The nearest toilet to the pattern shop was located some 50 or 60 metres away opposite the Boatshed and whenever a break was required it was a pleasant walk on a sunny day. There were two or three smokers in the pattern shop and as smoking was strictly forbidden, then a walk to the toilet was a regular event. The toilet block had quite a large catchment area of clients. It was used not only by the machine shop workers but also the boat builders, various stores and other nearby workshops. There were often times when a queue would form for cubicle use. On one side was a urinal and on the opposite side were six cubicles with Vacant/Engaged locks on the doors. As this was a place for quiet contemplation for smokers, or an opportunity to read one of the latest men’s magazines or paperback, queues were quite common. This dilemma was handled in a number of ways. Firstly, if the intended user was not desperate he would do a u-turn and return later. Next, if one person was waiting then the second person to arrive would converse loudly to let the incumbents know that more than one person was in some need. As more arrived and the queue got longer, the conversation would increase in volume and sarcasm directed at the silent inmates. If there was still no sound of toilets flushing the last resort was to turn off the lights. Finally, one by one the occupants would complete their business and sheepishly make an exit.

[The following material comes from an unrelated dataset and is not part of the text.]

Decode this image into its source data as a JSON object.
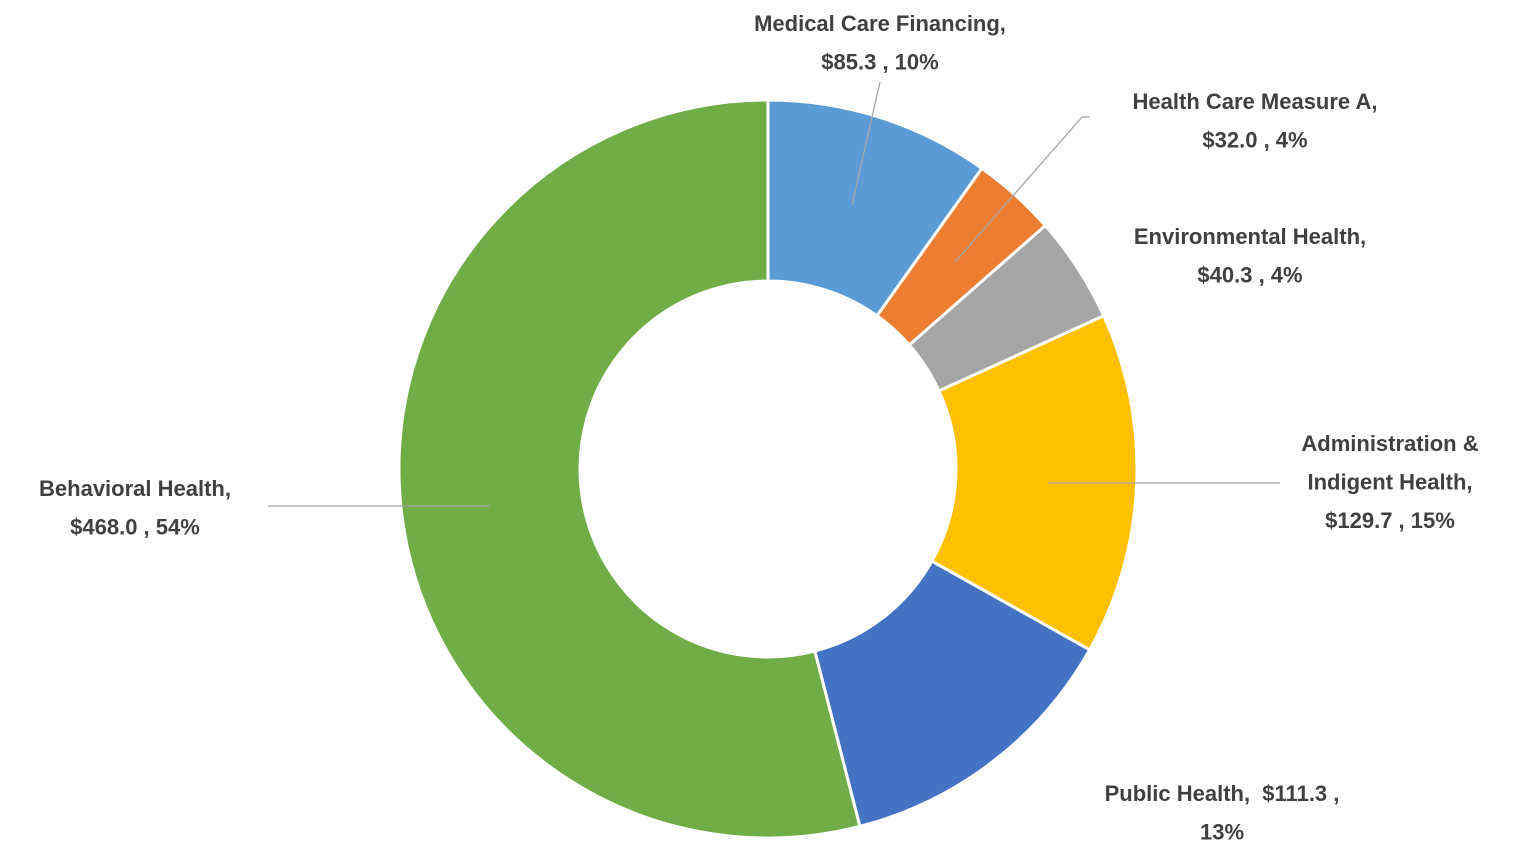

Occasionally, some of the occupants of these cubicles would run out of reading material and let their creative minds run into artistic or literary mode. The partitions were made of terrazzo and the wooden doors painted in battleship grey, excellent mediums for writing in pencil or biro. Consequently, the walls and backs of doors were very soon covered with all sorts of graffiti; much of it very clever, some of it rather crude. All of it made interesting reading if you failed to bring your own.

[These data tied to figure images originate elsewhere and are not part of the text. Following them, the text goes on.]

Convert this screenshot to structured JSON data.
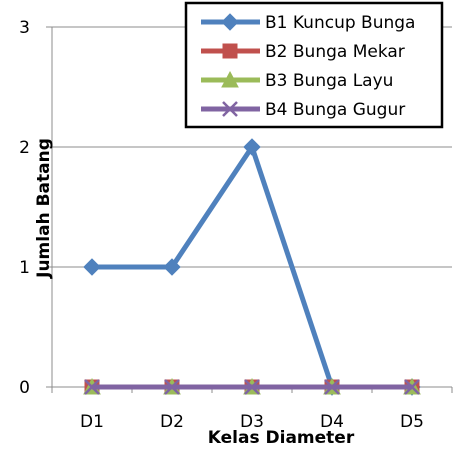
{
  "chart_data": {
    "type": "line",
    "categories": [
      "D1",
      "D2",
      "D3",
      "D4",
      "D5"
    ],
    "series": [
      {
        "name": "B1 Kuncup Bunga",
        "values": [
          1,
          1,
          2,
          0,
          0
        ],
        "color": "#4f81bd",
        "marker": "diamond"
      },
      {
        "name": "B2 Bunga Mekar",
        "values": [
          0,
          0,
          0,
          0,
          0
        ],
        "color": "#c0504d",
        "marker": "square"
      },
      {
        "name": "B3 Bunga Layu",
        "values": [
          0,
          0,
          0,
          0,
          0
        ],
        "color": "#9bbb59",
        "marker": "triangle"
      },
      {
        "name": "B4 Bunga Gugur",
        "values": [
          0,
          0,
          0,
          0,
          0
        ],
        "color": "#8064a2",
        "marker": "x"
      }
    ],
    "xlabel": "Kelas Diameter",
    "ylabel": "Jumlah Batang",
    "ylim": [
      0,
      3
    ],
    "yticks": [
      0,
      1,
      2,
      3
    ],
    "grid": true,
    "legend_position": "top-right"
  }
}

Towards the end of the year in 1957, I was invited to participate in the sea trials of HMAS Quiberon, which had been built in England. She served in various parts of the world during WW II and after. From 1950 to 1957 she was converted from a destroyer to a fast anti-submarine frigate and it was during her sea trials prior to commissioning that I had the thrill of participating as an observer with no onboard duties.

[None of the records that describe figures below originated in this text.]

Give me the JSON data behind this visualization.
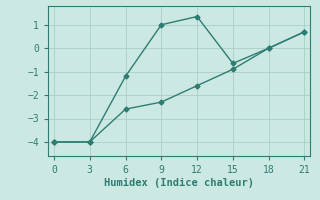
{
  "line1_x": [
    0,
    3,
    6,
    9,
    12,
    15,
    18,
    21
  ],
  "line1_y": [
    -4.0,
    -4.0,
    -1.2,
    1.0,
    1.35,
    -0.65,
    0.0,
    0.7
  ],
  "line2_x": [
    0,
    3,
    6,
    9,
    12,
    15,
    18,
    21
  ],
  "line2_y": [
    -4.0,
    -4.0,
    -2.6,
    -2.3,
    -1.6,
    -0.9,
    0.0,
    0.7
  ],
  "line_color": "#2e7d72",
  "bg_color": "#cce8e3",
  "grid_color": "#aacec9",
  "xlabel": "Humidex (Indice chaleur)",
  "xlabel_fontsize": 7.5,
  "xticks": [
    0,
    3,
    6,
    9,
    12,
    15,
    18,
    21
  ],
  "yticks": [
    -4,
    -3,
    -2,
    -1,
    0,
    1
  ],
  "xlim": [
    -0.5,
    21.5
  ],
  "ylim": [
    -4.6,
    1.8
  ],
  "marker": "D",
  "marker_size": 2.5,
  "linewidth": 1.0,
  "tick_fontsize": 7
}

It was on one of those beautiful December days with the clear blue water reflecting a cloudless sky that we steamed up and down the coast from Port Hacking to Broken Bay. The sea was calm with just a slight swell but when we came to the extremities of the run a high speed turn would cause the ship to heel so that we idle passengers who had been enjoying the coastal views had to hang on as the water almost reached the gunwales. Bread rolls and salad were served from the galley at lunch and eaten on the sunny deck while the trials continued until we finally berthed back at Garden Island in the late afternoon.
I completed my five-year apprenticeship at Garden Island on 5th January 1959 and continued as a tradesman for another two years. During my final year Ray Bench retired and Arthur Myatt became foreman. Dick Bentley had moved to being charge hand and it looked like quite a few years ahead before either position would open up to me. I left Garden Island for a career in the aluminium industry but my eight years at the Naval Dockyard left me with wonderful memories of great friends and with a raft of lifetime skills.
Editor: Our records show a list of those completing apprenticeships at Garden Island Dockyard in 1959, with 56 apprentices completng training covering 12 trades.